Comments on Learning Spam With SpamAssassin And All Of Your ISPConfig Clients [ISPConfig 3]

Learning Spam With SpamAssassin And All Of Your ISPConfig Clients [ISPConfig 3] This is a quick way of learning spam from all of your ISPConfig clients by running a quick and simple command. Please note that this is for ISPConfig 3, not 2.

16 Comment(s)

Add comment

Comments

By:

What happens after running the sa-learn command from the command line? Does SpamAssassin continue monitoring the folders into the future? Rather, does the command have to be kicked off periodically to continue learning? If the answer is the later, this would likely be included in a cron job correct?

By: Adan0s

you need to put it into a cronjob to let it automatically process the spam/ham

By:

How should we setup this cronjob?

By: wjk940

The cron job already exists, at least if you followed the steps in the Perfect Server how to forge series, at /usr/sbin/amavisd-new-cronjob.

By: admins

Its only for small mailservers.
If you've a large mailserver sa-learn say its a too long command, bye..

admins

By:

Simply remove the final * from all commands. If you use maildir, it is sufficient to give the directory name and sa_learn will investigate all mails in the directory.

By:

Thank for this short guide, I have translated in Germany. Here you can see

http://www.howtoforge.de/uncategorized/ispconfig-3-clients-lernen-spam-mit-spamassassin/

. Best ThanksPlaNet Fox

By: vincenzo Ingrosso

Hy,

you have missing in /bin/sa_learn the Maildir so script change to:

#!/bin/bash
/usr/bin/sa-learn --spam /var/vmail/*/*/*/.Junk/*/*
/usr/bin/sa-learn --ham /var/vmail/*/*/*/cur/*

Thank you for your work!

By:

Is it bad to run this script if a lot of the emails in the spam folder is already marked as spam by spamassasin (***SPAM*** in the title) ? Or doesn't it matter?

By: Anonymous

For the learned bayes tokens to actually be used while amavis calls spamassassin, the following line has to go in /etc/spamassassin/local.cf:

bayes_path /var/lib/amavis/.spamassassin/bayes

By default, the learned tokens go to ~/.spamassassin/ of the user under which sa-learn is run where it will never be read (since virtual mailboxes are used). Instead, all tokens have to go under the home directory of the amavis user which is /var/lib/amavis.

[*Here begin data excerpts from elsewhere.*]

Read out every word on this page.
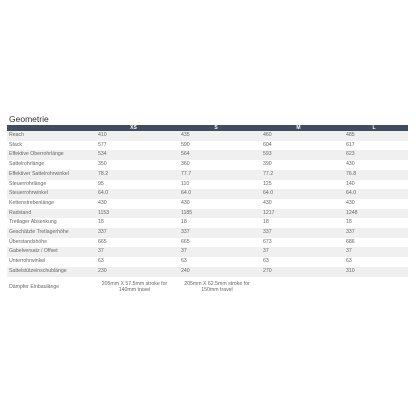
Geometrie
	XS	S	M	L
Reach	410	435	460	485
Stack	577	590	604	617
Effektive Oberrohrlänge	534	564	593	623
Sattelrohrlänge	350	360	390	430
Effektiver Sattelrohrwinkel	78.2	77.7	77.2	76.8
Steuerrohrlänge	95	110	125	140
Steuerrohrwinkel	64.0	64.0	64.0	64.0
Kettenstrebenlänge	430	430	430	430
Radstand	1153	1185	1217	1248
Tretlager Absenkung	18	18	18	18
Geschätzte Tretlagerhöhe	337	337	337	337
Überstandshöhe	665	665	673	686
Gabelversatz / Offset	37	37	37	37
Unterrohrwinkel	63	63	63	63
Sattelstützeinschublänge	230	240	270	310
Dämpfer Einbaulänge	205mm X 57.5mm stroke for 140mm travel	205mm X 62.5mm stroke for 150mm travel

To verify that the correct directory is used by spamassassin, execute:

spamassassin -D -t < /usr/share/doc/spamassassin/examples/sample-spam.txt 2>&1 | egrep '(bayes:|whitelist:|AWL)'

You should see these lines:
[...]
dbg: bayes: tie-ing to DB file R/O /var/lib/amavis/.spamassassin/bayes_toks
dbg: bayes: tie-ing to DB file R/O /var/lib/amavis/.spamassassin/bayes_seen
[...]

By: justStartn

based on the suggestions by others in this thread,

this seems to be working for me:

to set the common ie server training tokens folder:

vi /etc/spamassassin/local.cf

bayes_path /var/lib/amavis/.spamassassin/bayes

To verify that the correct directory is used by spamassassin, execute:

spamassassin -D -t < /usr/share/doc/spamassassin/examples/sample-spam.txt 2>&1 | egrep '(bayes:|whitelist:|AWL)'

You should see these lines:

dbg: bayes: tie-ing to DB file R/O /var/lib/amavis/.spamassassin/bayes_toks

dbg: bayes: tie-ing to DB file R/O /var/lib/amavis/.spamassassin/bayes_seen

show bayes sa status:

sa-learn --dump magic

training:

/usr/bin/sa-learn --spam /var/vmail/*/*/*/.Junk/*/*

/usr/bin/sa-learn --ham /var/vmail/*/*/*/cur/*

better training ham before spam as we might have picked up spam in our ham and it will unleard the ham during the spam:

/usr/bin/find /var/vmail/*/*/Maildir -maxdepth 1 -not -ipath '*/*Junk*' -not -ipath '*/*Trash*' -not -ipath '*/Maildir' -not -ipath '*/*spam*' -type d -exec /usr/bin/sa-learn --ham {} \;

/usr/bin/find /var/vmail/*/*/Maildir/ -type d \( -iname "*Junk*" -o -iname "*spam*" \) -exec /usr/bin/sa-learn --spam {} \;

crontab for ham running once as it takes over an hour and spam runs ever 2 hours:

# this is how we train spamassassin spam vs ham

22 2 * * * /usr/bin/find /var/vmail/*/*/Maildir -maxdepth 1 -not -ipath '*/*Junk*' -not -ipath '*/*Trash*' -not -ipath '*/Maildir' -not -ipath '*/*spam*' -type d -exec /usr/bin/sa-learn --ham {} \; 2>&1 > /dev/null

02 */2 * * * /usr/bin/find /var/vmail/*/*/Maildir/ -type d \( -iname "*Junk*" -o -iname "*spam*" \) -exec /usr/bin/sa-learn --spam {} \; 2>&1 > /dev/null

59 5 * * * /usr/bin/sa-learn --dump magic

By: wjk940

amavisd-new brings a cron job (/etc/cron.d/amavisd-new), which runs /usr/sbin/amavisd-new-cronjob every 3 hours as user 'amavis'. Changing the sa-sync and sa-clean actions invoke sa-learn (with "--spam /var/vmail/*/*/Maildir/.Junk/*/*", "--ham /var/vmail/*/*/Maildir/cur/*") is simple. However, /var/vmail is vmail:vmail 700.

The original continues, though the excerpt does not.